People always travel with their IDs and cards other than credit cards, such as driver's licenses, insurance cards, and mass transit cards. They are all needed, but will these government agencies and service providers work with cell phone brands to create apps that would share this information? GEICO already has an app that allows users to view and share their insurance ID cards.

If security is the main concern, there are already phones on the market that require finger-print recognition technology to unlock. Not only that, but most apps with privacy settings require passwords. Banking apps, like the Chase (NYSE:JPM) mobile app, have the option of sending a text message to your phone when the account is logged into from an unrecognized or new device. The app then will not allow access on that new device until it is approved by the phone that received the text message. Even Facebook (NASDAQ:FB) has the option to alert users when their account has been logged in from a new device.

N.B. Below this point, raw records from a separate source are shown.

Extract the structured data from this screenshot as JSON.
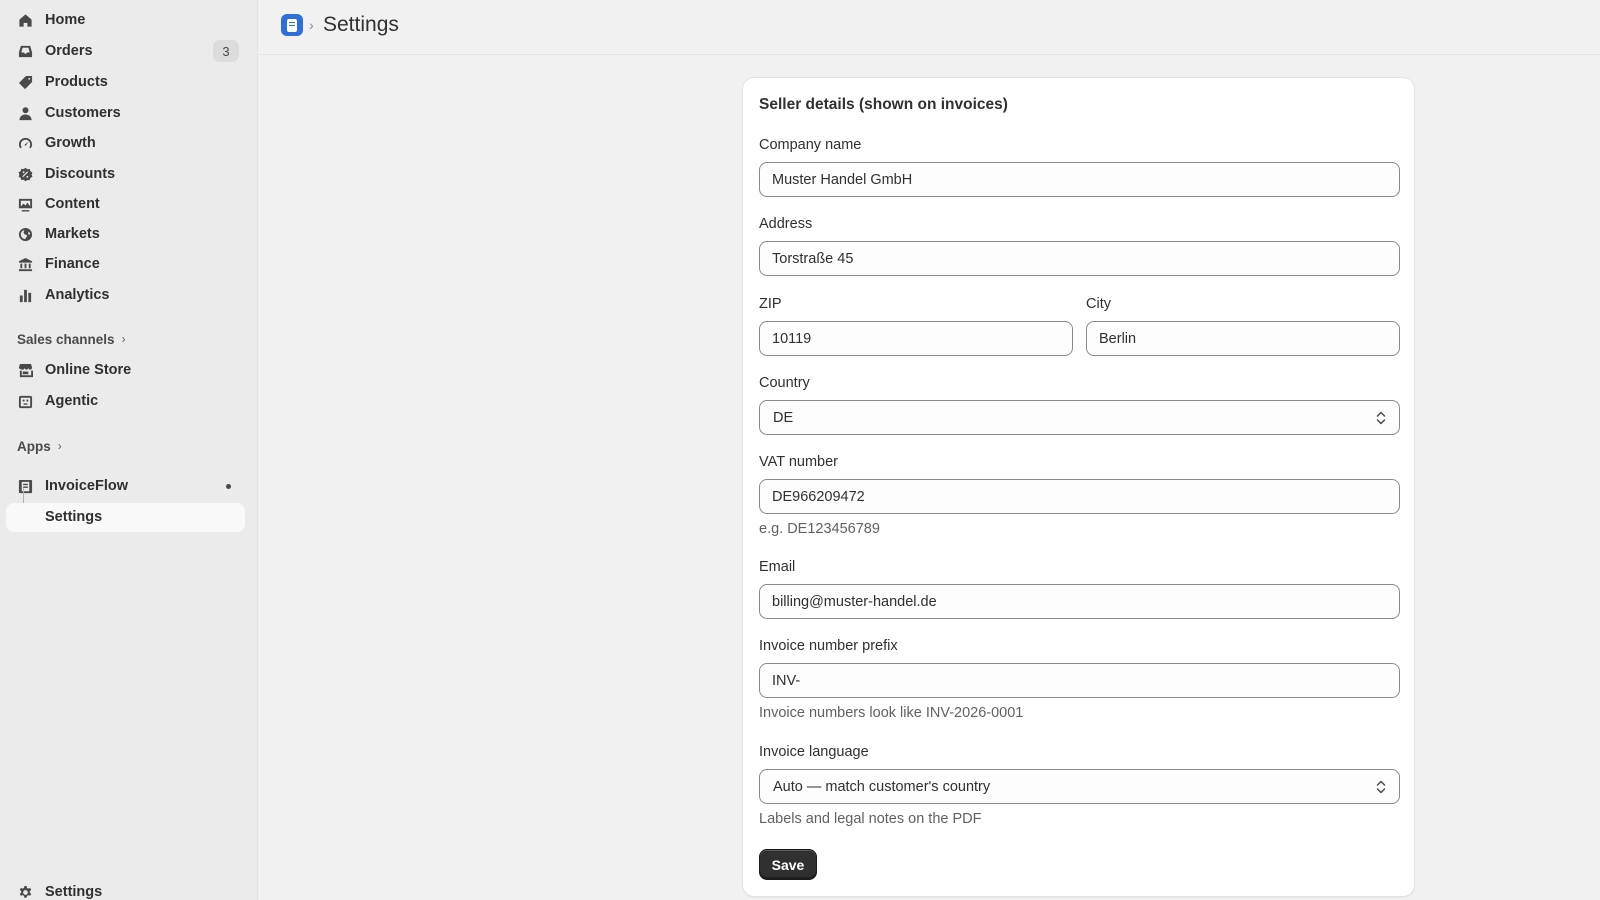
{
  "sidebar": {
    "items": [
      {
        "label": "Home",
        "icon": "home-icon"
      },
      {
        "label": "Orders",
        "icon": "inbox-icon",
        "badge": "3"
      },
      {
        "label": "Products",
        "icon": "tag-icon"
      },
      {
        "label": "Customers",
        "icon": "person-icon"
      },
      {
        "label": "Growth",
        "icon": "gauge-icon"
      },
      {
        "label": "Discounts",
        "icon": "discount-icon"
      },
      {
        "label": "Content",
        "icon": "image-icon"
      },
      {
        "label": "Markets",
        "icon": "globe-icon"
      },
      {
        "label": "Finance",
        "icon": "bank-icon"
      },
      {
        "label": "Analytics",
        "icon": "bar-chart-icon"
      }
    ],
    "sales_channels_label": "Sales channels",
    "channels": [
      {
        "label": "Online Store",
        "icon": "store-icon"
      },
      {
        "label": "Agentic",
        "icon": "robot-icon"
      }
    ],
    "apps_label": "Apps",
    "app": {
      "label": "InvoiceFlow",
      "icon": "invoice-app-icon"
    },
    "app_sub": {
      "label": "Settings"
    },
    "bottom_settings": {
      "label": "Settings",
      "icon": "gear-icon"
    }
  },
  "header": {
    "separator": "›",
    "title": "Settings"
  },
  "form": {
    "title": "Seller details (shown on invoices)",
    "company_label": "Company name",
    "company_value": "Muster Handel GmbH",
    "address_label": "Address",
    "address_value": "Torstraße 45",
    "zip_label": "ZIP",
    "zip_value": "10119",
    "city_label": "City",
    "city_value": "Berlin",
    "country_label": "Country",
    "country_value": "DE",
    "vat_label": "VAT number",
    "vat_value": "DE966209472",
    "vat_help": "e.g. DE123456789",
    "email_label": "Email",
    "email_value": "billing@muster-handel.de",
    "prefix_label": "Invoice number prefix",
    "prefix_value": "INV-",
    "prefix_help": "Invoice numbers look like INV-2026-0001",
    "language_label": "Invoice language",
    "language_value": "Auto — match customer's country",
    "language_help": "Labels and legal notes on the PDF",
    "save_label": "Save"
  },
  "colors": {
    "background": "#f1f1f1",
    "sidebar": "#ebebeb",
    "card": "#ffffff",
    "primary_button": "#303030",
    "app_logo": "#2f6fd6"
  }
}
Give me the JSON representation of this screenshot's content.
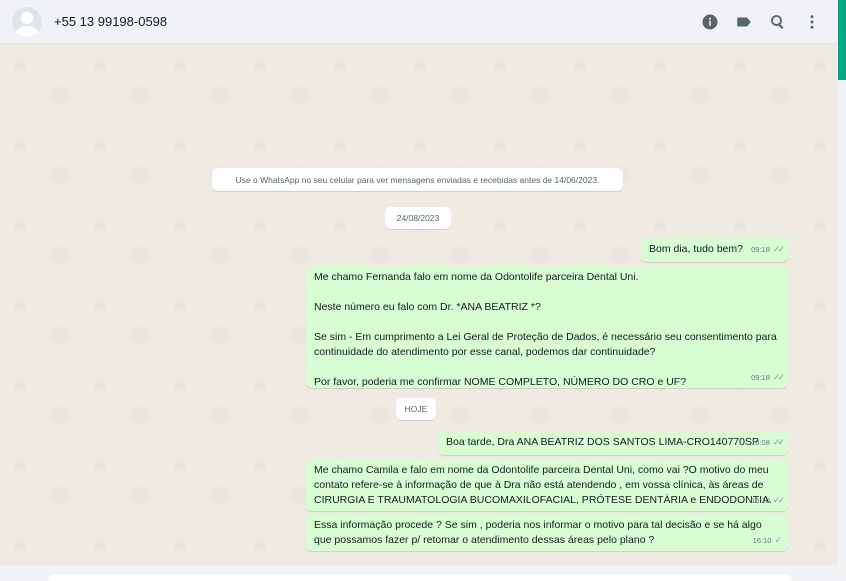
{
  "header": {
    "contact_name": "+55 13 99198-0598",
    "icons": [
      "info-icon",
      "label-icon",
      "search-icon",
      "menu-icon"
    ]
  },
  "system_notice": "Use o WhatsApp no seu celular para ver mensagens enviadas e recebidas antes de 14/06/2023.",
  "date_separators": [
    "24/08/2023",
    "HOJE"
  ],
  "messages": [
    {
      "text": "Bom dia, tudo bem?",
      "time": "09:18",
      "status": "double-check"
    },
    {
      "text": "Me chamo Fernanda falo em nome da Odontolife parceira Dental Uni.\n\nNeste número eu falo com Dr. *ANA BEATRIZ *?\n\nSe sim - Em cumprimento a Lei Geral de Proteção de Dados, é necessário seu consentimento para continuidade do atendimento por esse canal, podemos dar continuidade?\n\nPor favor, poderia me confirmar NOME COMPLETO, NÚMERO DO CRO e UF?",
      "time": "09:18",
      "status": "double-check"
    },
    {
      "text": "Boa tarde, Dra ANA BEATRIZ DOS SANTOS LIMA-CRO140770SP",
      "time": "16:08",
      "status": "double-check"
    },
    {
      "text": "Me chamo Camila e falo em nome da Odontolife parceira Dental Uni, como vai ?O motivo do meu contato refere-se à informação de que à Dra não está atendendo , em vossa clínica, às áreas de CIRURGIA E TRAUMATOLOGIA BUCOMAXILOFACIAL, PRÓTESE DENTÁRIA e ENDODONTIA.",
      "time": "16:10",
      "status": "double-check"
    },
    {
      "text": "Essa informação procede ? Se sim , poderia nos informar o motivo para tal decisão e se há algo que possamos fazer p/ retomar o atendimento dessas áreas pelo plano ?",
      "time": "16:10",
      "status": "single-check"
    }
  ],
  "colors": {
    "outgoing_bubble": "#d9fdd3",
    "chat_background": "#efeae2",
    "header_background": "#f0f2f5",
    "accent": "#00a884"
  }
}
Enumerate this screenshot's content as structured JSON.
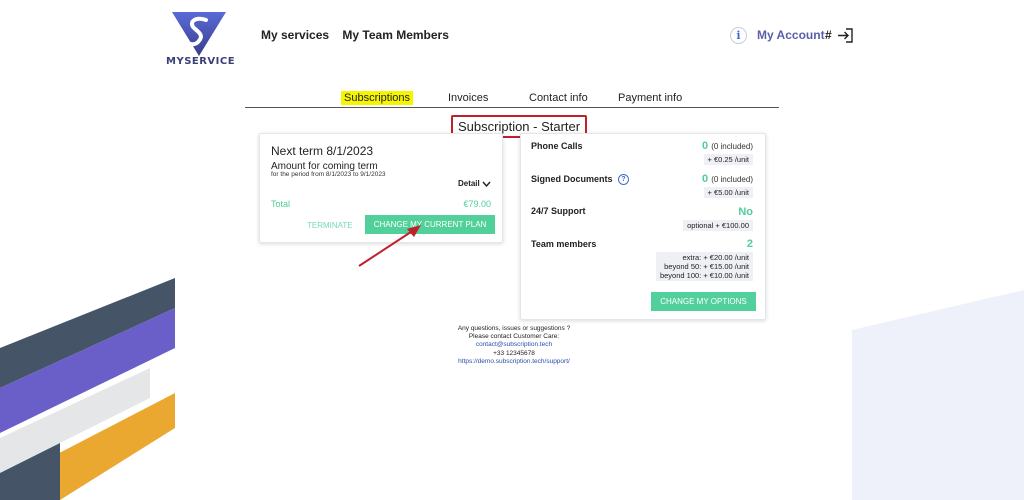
{
  "header": {
    "logo_text": "MYSERVICE",
    "nav": [
      "My services",
      "My Team Members"
    ],
    "info_icon": "i",
    "my_account": "My Account",
    "hash": "#"
  },
  "tabs": [
    {
      "label": "Subscriptions",
      "active": true
    },
    {
      "label": "Invoices",
      "active": false
    },
    {
      "label": "Contact info",
      "active": false
    },
    {
      "label": "Payment info",
      "active": false
    }
  ],
  "subscription_title": "Subscription - Starter",
  "term_card": {
    "next_term": "Next term 8/1/2023",
    "amount_label": "Amount for coming term",
    "period": "for the period from 8/1/2023 to 9/1/2023",
    "detail": "Detail",
    "total_label": "Total",
    "total_value": "€79.00",
    "terminate": "TERMINATE",
    "change_plan": "CHANGE MY CURRENT PLAN"
  },
  "options_card": {
    "phone_calls": {
      "label": "Phone Calls",
      "value": "0",
      "included": "(0 included)",
      "extra": "+ €0.25 /unit"
    },
    "signed_documents": {
      "label": "Signed Documents",
      "value": "0",
      "included": "(0 included)",
      "extra": "+ €5.00 /unit"
    },
    "support": {
      "label": "24/7 Support",
      "value": "No",
      "extra": "optional + €100.00"
    },
    "team_members": {
      "label": "Team members",
      "value": "2",
      "extra1": "extra: + €20.00 /unit",
      "extra2": "beyond 50: + €15.00 /unit",
      "extra3": "beyond 100: + €10.00 /unit"
    },
    "change_options": "CHANGE MY OPTIONS"
  },
  "footer": {
    "line1": "Any questions, issues or suggestions ?",
    "line2": "Please contact Customer Care:",
    "email": "contact@subscription.tech",
    "phone": "+33 12345678",
    "url": "https://demo.subscription.tech/support/"
  },
  "colors": {
    "accent_green": "#52d09b",
    "nav_account": "#5a5fa8",
    "highlight_yellow": "#f5f500",
    "callout_red": "#c0202a"
  }
}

The question still remains if a government agency will rely on digital identification in place of a hard copy. It may seem unlikely, but almost all DMV forms can be filled out online, rather than having to fill out a hard copy. The security features are there, it's just a matter of the investment from not only a government agency, but merchants as well. Shen and Nasta both agree this is a massive investment that will take years to come.

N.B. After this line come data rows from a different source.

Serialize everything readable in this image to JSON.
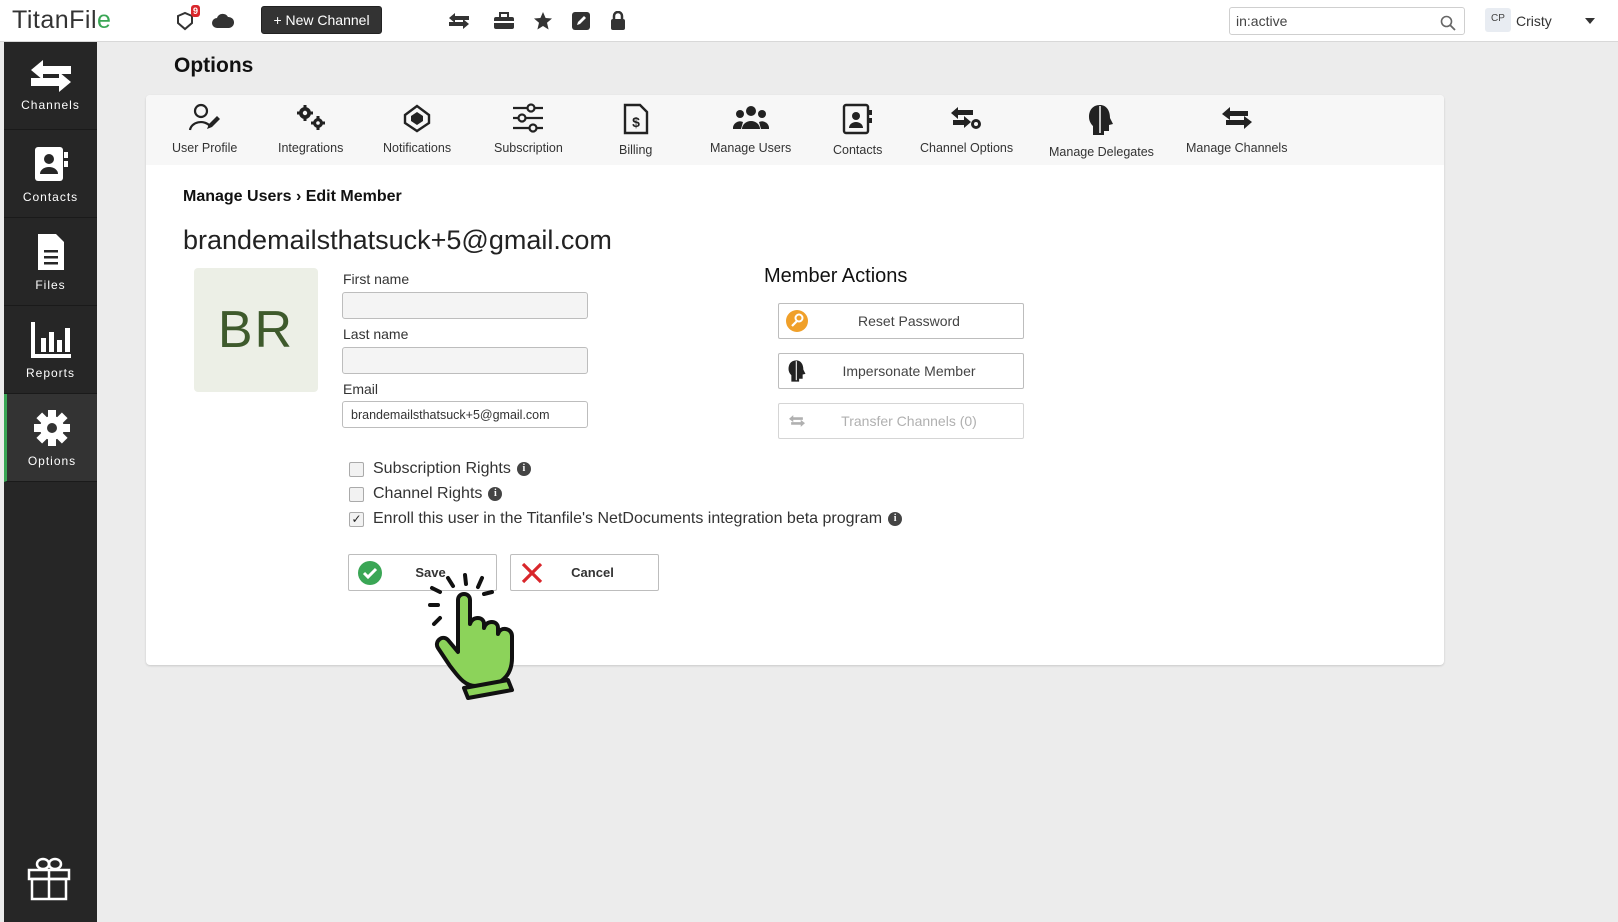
{
  "app": {
    "logo_text": "TitanFil",
    "logo_accent": "e"
  },
  "topbar": {
    "notification_count": "9",
    "new_channel_label": "+ New Channel",
    "search_value": "in:active",
    "user_initials": "CP",
    "user_name": "Cristy"
  },
  "sidebar": {
    "items": [
      {
        "label": "Channels",
        "icon": "channels-arrows-icon"
      },
      {
        "label": "Contacts",
        "icon": "contact-card-icon"
      },
      {
        "label": "Files",
        "icon": "file-icon"
      },
      {
        "label": "Reports",
        "icon": "bar-chart-icon"
      },
      {
        "label": "Options",
        "icon": "gear-icon",
        "active": true
      }
    ]
  },
  "page": {
    "title": "Options"
  },
  "tabs": [
    {
      "label": "User Profile"
    },
    {
      "label": "Integrations"
    },
    {
      "label": "Notifications"
    },
    {
      "label": "Subscription"
    },
    {
      "label": "Billing"
    },
    {
      "label": "Manage Users"
    },
    {
      "label": "Contacts"
    },
    {
      "label": "Channel Options"
    },
    {
      "label": "Manage Delegates"
    },
    {
      "label": "Manage Channels"
    }
  ],
  "member": {
    "breadcrumb_parent": "Manage Users",
    "breadcrumb_sep": " › ",
    "breadcrumb_current": "Edit Member",
    "email_heading": "brandemailsthatsuck+5@gmail.com",
    "avatar_initials": "BR",
    "first_name_label": "First name",
    "first_name_value": "",
    "last_name_label": "Last name",
    "last_name_value": "",
    "email_label": "Email",
    "email_value": "brandemailsthatsuck+5@gmail.com"
  },
  "actions": {
    "title": "Member Actions",
    "reset_password": "Reset Password",
    "impersonate": "Impersonate Member",
    "transfer": "Transfer Channels (0)"
  },
  "permissions": {
    "subscription_rights": {
      "label": "Subscription Rights",
      "checked": false
    },
    "channel_rights": {
      "label": "Channel Rights",
      "checked": false
    },
    "netdocuments_beta": {
      "label": "Enroll this user in the Titanfile's NetDocuments integration beta program",
      "checked": true
    }
  },
  "buttons": {
    "save": "Save",
    "cancel": "Cancel"
  },
  "colors": {
    "accent_green": "#3aa655",
    "sidebar_bg": "#262626",
    "cancel_red": "#d9262b",
    "key_orange": "#f0a02a"
  }
}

Smartphones will most likely replace house keys and car keys before government issued IDs are on your cell phone, experts said. Drivers don't even need keys to start their car anymore. The contact-less technology used for mobile payments can also be used to unlock a car door or any door for that matter. Hotels already have this technology to unlock a customer's room, and if the phone is lost, mobile access to the room can be revoked, keeping it secure. Consumers can always keep keys as a backup or even cars, like the Ford (NYSE:F) Escape, have the number keypad to unlock the car. Imagine the peace-of-mind knowing that if you are unsure whether or not you locked the house or car, you can simply check your phone, and if in fact it is unlocked, you can lock it from miles away.